Saturday, December 3, 2011

Oh so this is why its called a master's degree...

Because it owns me.

i've finally come up for air today.  i finally got 7 hours of sleep in a night, friends are coming to save me today, and release the chains of homework. true these are self inflicted chains, and wounds, but in my defense at the time furthering my education sounded like a great idea.

so outside of this horribleness, that is grad school, here is what's happening to me:

Carless in Denton - yes, my accident was Sept. 26, 2011 and as of December 3, 2011 i'm still without transportation.  there are many words, phrases, gestures, and a host of horrible thoughts that rolling around this newly expanded brain of mine.
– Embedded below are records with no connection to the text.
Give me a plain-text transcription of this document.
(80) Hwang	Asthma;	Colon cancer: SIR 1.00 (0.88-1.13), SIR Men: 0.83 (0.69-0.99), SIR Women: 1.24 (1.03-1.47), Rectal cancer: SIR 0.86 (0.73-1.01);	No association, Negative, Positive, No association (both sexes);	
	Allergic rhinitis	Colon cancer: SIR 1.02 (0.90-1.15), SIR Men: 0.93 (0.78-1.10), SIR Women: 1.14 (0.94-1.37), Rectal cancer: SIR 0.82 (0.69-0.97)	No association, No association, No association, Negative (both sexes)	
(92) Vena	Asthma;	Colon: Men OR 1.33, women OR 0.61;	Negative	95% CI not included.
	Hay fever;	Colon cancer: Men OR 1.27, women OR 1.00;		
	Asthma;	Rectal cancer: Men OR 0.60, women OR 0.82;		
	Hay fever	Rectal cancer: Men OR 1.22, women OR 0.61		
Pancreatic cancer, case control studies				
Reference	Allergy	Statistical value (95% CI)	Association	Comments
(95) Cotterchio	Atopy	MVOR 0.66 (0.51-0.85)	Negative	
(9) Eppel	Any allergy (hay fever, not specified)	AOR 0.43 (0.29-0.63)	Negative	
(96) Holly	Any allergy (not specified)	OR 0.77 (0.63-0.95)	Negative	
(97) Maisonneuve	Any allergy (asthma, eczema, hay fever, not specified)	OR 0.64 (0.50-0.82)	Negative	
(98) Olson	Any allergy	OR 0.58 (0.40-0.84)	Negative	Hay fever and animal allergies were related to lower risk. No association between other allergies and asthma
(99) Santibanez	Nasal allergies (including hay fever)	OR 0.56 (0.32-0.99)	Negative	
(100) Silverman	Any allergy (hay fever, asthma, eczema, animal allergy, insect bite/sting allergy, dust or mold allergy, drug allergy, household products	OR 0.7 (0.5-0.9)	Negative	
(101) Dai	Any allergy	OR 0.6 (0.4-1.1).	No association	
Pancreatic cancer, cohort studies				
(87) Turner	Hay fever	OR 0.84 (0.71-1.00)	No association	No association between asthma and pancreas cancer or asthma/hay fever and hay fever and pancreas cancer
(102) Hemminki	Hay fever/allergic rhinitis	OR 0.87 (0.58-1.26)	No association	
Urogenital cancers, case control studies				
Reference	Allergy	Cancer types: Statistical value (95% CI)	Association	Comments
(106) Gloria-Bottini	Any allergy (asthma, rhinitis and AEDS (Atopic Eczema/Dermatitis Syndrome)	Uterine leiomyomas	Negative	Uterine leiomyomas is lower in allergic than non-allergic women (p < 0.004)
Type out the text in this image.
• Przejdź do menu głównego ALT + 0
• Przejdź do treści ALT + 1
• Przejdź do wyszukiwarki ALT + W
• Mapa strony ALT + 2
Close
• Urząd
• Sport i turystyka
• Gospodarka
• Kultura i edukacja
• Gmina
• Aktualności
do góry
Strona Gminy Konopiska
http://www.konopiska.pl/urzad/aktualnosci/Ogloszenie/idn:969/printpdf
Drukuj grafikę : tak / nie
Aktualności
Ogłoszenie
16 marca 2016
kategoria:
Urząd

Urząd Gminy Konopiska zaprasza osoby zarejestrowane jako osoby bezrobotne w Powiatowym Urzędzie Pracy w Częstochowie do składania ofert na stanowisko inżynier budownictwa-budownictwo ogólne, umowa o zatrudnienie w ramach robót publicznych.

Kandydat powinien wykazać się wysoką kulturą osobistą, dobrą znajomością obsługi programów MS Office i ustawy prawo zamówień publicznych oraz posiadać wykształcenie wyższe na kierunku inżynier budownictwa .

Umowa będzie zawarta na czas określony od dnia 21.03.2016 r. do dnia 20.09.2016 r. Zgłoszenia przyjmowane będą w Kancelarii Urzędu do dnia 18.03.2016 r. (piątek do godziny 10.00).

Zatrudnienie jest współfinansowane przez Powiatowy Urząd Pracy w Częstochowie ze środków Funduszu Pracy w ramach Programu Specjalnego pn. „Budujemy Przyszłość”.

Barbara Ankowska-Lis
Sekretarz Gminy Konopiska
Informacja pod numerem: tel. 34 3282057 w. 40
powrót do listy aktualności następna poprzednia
Who does depression hurt - EVERYONE, especially me, yes people i've been depressed lately.  i considered myself an extremely independent person, so having to ask for rides to do things like go to the grocery store, has been overwhelming at times.  Not to mention this master's degree owns me (pun def intended). so to deal with this issue, i started seeing a counselor. hi my name is P and i see a counselor, and i'm black.
   
side bar:  why is there a stigma of seeking counseling when one feels depressed. when i'm sick i don't    say, well you know what they say about people who go the doctor.  hell you go to a doctor because you're sick.  a lawyer when you need legal council. so connect the dots people. *steps of soap box, puts its back in purse.

Physical pain - the accident rattled me up pretty bad, i was seeing a wonderful chiropractor, but bcs. of the car situation (see above 'carless') i had to move to Denton, yes move, there was no way for me to get to school/work, bcs. i was paying for my rental out of pocket. 5weeks of that is expensive. so i moved, which meant i had to find a new chiropractor. (they pick me up) Now i've been given medication, some machine that shocks my muscles, and pillow to help with my sleepless nights.

with everything going on, you can imagine the water works, that i've been having.  Not to mention, i'm away from my friends and family.  i'm only an hour away, but that might as well be Japan, if i can't get to them. the only positive in all of this drama is that when i cry i'm crying out to God. (tear)  yes, this mess has drawn me closer, so i guess it needed to happen.  i find myself reciting scripture, listening to music that speaks to my spirit, and reminds me that He loves me, has my best interest at heart, and has already made provisions. (wipes tears now flowing down my face).

This semester has been challenging, but i will boast in my weakness. God you are yet faithful and you continue to keep my heart and mind, and for that i thank you.